Wer über die Anibas-Promenade, vorbei an der von Ramesch Daha gestalteten Gefängniswand, sich dem Campus Krems nähert, landet irgendwann auf einer Rasenfläche. Sie breitet sich zwischen dem Kino im Kesselhaus, dem Archiv der Zeitgenossen und einem der modernen Gebäudeteile der Universität für Weiterbildung Krems (UWK) aus: eine grüne und luftige Durchgangszone. Doch jedes Jahr im Juli verwandelt sich dieser Platz in einen Kinosaal der Sonderklasse. Dann veranstaltet das Kino im Kesselhaus sein Open Air – eine Filmreihe, die hier eine lange Tradition hat und 2006 erstmals stattfand.
Zwischen Schornstein und Weinbergen
Zwischen dem beeindruckenden Schornstein des Kesselhauses mitsamt seiner charmanten Filmbar – bekanntlich stand hier ja einst eine Tabakfabrik –, den Fassaden der zeitgenössischen Architektur auf der einen Seite und den Weinbergen, die sich auf der anderen Seite jenseits einer Häuserzeile erstrecken, finden an lauen Sommerabenden bis zu 378 Besucher*innen Platz.

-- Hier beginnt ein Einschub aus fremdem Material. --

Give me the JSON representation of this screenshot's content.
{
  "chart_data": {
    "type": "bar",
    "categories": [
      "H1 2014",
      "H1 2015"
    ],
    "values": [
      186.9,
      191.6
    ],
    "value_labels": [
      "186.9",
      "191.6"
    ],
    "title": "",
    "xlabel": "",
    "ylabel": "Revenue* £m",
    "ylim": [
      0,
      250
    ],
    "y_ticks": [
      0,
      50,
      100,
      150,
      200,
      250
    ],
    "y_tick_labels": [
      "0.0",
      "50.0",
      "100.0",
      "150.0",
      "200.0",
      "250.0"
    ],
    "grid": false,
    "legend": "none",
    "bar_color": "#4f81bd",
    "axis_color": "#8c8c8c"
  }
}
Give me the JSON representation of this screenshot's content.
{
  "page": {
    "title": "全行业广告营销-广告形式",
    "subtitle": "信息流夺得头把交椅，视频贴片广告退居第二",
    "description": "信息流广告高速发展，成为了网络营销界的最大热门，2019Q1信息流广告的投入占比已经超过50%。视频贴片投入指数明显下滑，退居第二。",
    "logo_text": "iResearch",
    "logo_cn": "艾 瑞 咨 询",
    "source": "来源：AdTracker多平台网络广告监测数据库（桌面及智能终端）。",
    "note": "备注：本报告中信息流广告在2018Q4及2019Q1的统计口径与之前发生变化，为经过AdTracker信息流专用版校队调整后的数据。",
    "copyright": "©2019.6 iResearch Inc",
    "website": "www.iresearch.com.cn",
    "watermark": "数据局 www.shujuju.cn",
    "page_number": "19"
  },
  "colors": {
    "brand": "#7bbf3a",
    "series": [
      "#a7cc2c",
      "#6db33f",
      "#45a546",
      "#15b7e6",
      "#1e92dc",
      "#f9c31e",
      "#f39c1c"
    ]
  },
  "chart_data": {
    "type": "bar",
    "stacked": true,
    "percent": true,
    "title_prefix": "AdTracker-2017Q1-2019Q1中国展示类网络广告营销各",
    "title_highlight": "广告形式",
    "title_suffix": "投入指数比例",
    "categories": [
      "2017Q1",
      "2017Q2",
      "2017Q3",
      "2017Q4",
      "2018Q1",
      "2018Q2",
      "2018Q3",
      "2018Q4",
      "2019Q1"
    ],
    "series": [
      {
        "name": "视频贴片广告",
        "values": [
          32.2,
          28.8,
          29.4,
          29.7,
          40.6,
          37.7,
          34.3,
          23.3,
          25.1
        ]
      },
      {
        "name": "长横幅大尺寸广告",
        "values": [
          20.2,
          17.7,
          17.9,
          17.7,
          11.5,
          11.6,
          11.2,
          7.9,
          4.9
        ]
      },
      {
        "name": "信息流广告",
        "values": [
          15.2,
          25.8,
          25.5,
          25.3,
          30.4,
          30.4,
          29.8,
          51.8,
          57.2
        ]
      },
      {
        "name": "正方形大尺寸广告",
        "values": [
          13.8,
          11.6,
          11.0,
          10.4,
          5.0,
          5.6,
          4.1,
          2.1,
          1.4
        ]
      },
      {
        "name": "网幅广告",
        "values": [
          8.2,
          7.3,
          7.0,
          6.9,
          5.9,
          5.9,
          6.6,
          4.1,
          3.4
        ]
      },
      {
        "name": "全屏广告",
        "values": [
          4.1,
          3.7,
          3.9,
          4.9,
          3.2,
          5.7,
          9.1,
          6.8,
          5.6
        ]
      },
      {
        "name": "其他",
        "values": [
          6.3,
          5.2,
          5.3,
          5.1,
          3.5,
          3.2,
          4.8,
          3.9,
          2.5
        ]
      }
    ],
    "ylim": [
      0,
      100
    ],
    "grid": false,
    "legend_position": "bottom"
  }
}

Paula Pöll, die das Kino im Kesselhaus leitet, outet sich im Gespräch mit ask – art & science krems als an sich nicht von vornherein euphorischer Open-Air-Kino-Fan. „Ich liebe die ungestörte Situation im Kinosaal, aber hier ist es etwas ganz anderes“, sagt sie. „Die Location ist ganz etwas Besonderes, sehr atmosphärisch und malerisch.“
Wenn die Sonne untergegangen ist und in der Dämmerung die Straßenlaternen sowie die Lampen in den Universitätsgebäuden, dort, wo besonders fleißig gearbeitet wird, erleuchten: Dann ist der Zeitpunkt angebrochen, an dem der Film des jeweiligen Abends abgespielt wird. „Wir zeigen im Sommerkino traditionsgemäß die Publikumslieblinge und ausgezeichnete Produktionen des Jahres. Auch die im letzten Jahr gestartete Reihe Kult.Kino findet mit ‚Grease‘ und ‚Ein Herz und eine Krone‘ ihre Fortsetzung“, erzählt Paula Pöll. Ebenso zeigt sie die Komödie „Griechenland“ mit Thomas Stipsits, die stimmungsvolle Schwesterngeschichte „Die Insel der Zitronenblüten“ und „Ticket ins Paradies“, eine Romantic Comedy mit Julia Roberts und George Clooney in ihren Paraderollen. Als Opener wählte Paula Pöll die Sommerkomödie „Akropolis Bonjour – Monsieur Thierry macht Urlaub“, die zum Start am 6. Juli bei freiem Eintritt zu besuchen ist. Auch ausgesprochene Cineast*innen kommen auf ihre Kosten, mit einem Preview von François Ozons „Mein fabelhaftes Verbrechen“ oder Wes Andersons „Asteroid City“.
Monatelange Vorfreude
Schon zu Beginn des Jahres, erzählt Paula Pöll, werde sie üblicherweise nach dem Sommerkino gefragt. „Die Leute freuen sich schon Monate vorher darauf.“ Doch wie beantwortet sie die Gretchenfrage aller Outdoor-Kulturveranstaltungen: Was passiert, wenn’s regnet und stürmt? Dafür hat das Kino im Kesselhaus eine pragmatische Lösung. Da der Saal im Kino 100 Personen fasst, dürfen die ersten 100 Besucher*innen mit ihrem Ticket ins Trockene übersiedeln; die anderen bekommen, so der Kinoabend nicht zu weit fortgeschritten ist, den Eintrittspreis zurückerstattet. Aber: Open Air ohne ein gewisses Wetterrisiko wäre ohnehin nur der halbe Spaß. Denn drinnen bleiben kann das Kinopublikum im Rest des Jahres sowieso. Und wenn sogar die Wiener Stadtzeitung „Falter“ das Kremser Freiluftkino einmal als „schönste Open-Air-Location“ lobte, kann man sich jetzt schon auf diesen sehr besonderen Ort zwischen Schornstein und Weinbergen freuen.